Given the limited communication distance of the robots in practice, this study constrained the BUVC of each robot in the non-convex environment obtained through the communication distance constraint. Furthermore, we addressed challenges such as robot collision, deterioration of the cost function, and failure to consider the centroid of the cell that may generate errors under the condition of limited communication distance.

Finally, the proposed algorithm was improved with regard to the traditional CVT, and the robustness of the proposed algorithm to the formation of robots with communication distance constraints, actual sizes, and positioning errors in a non-convex environment were simulated in six simulation scenarios and two experiments.
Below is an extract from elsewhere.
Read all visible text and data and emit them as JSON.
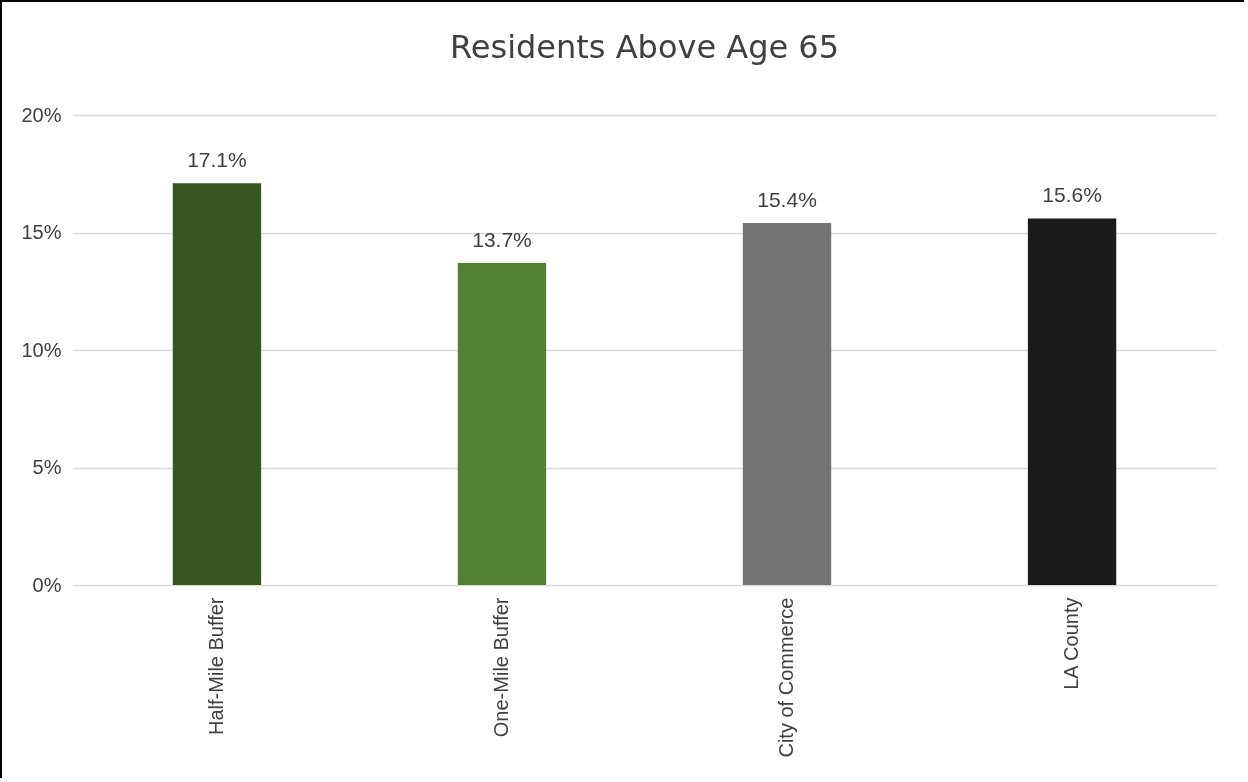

Thus, the innovation and effectiveness of the proposed algorithm were validated.

In future work, we will extend the proposed algorithm to more complex obstacle environments, including 3D environments for multi-robot formation control. Another future work will consist of the adjustment of the Voronoi division of designated areas in time to restore the stable state of a multi-robot system in a short time when a robot fails or a new robot joins the system.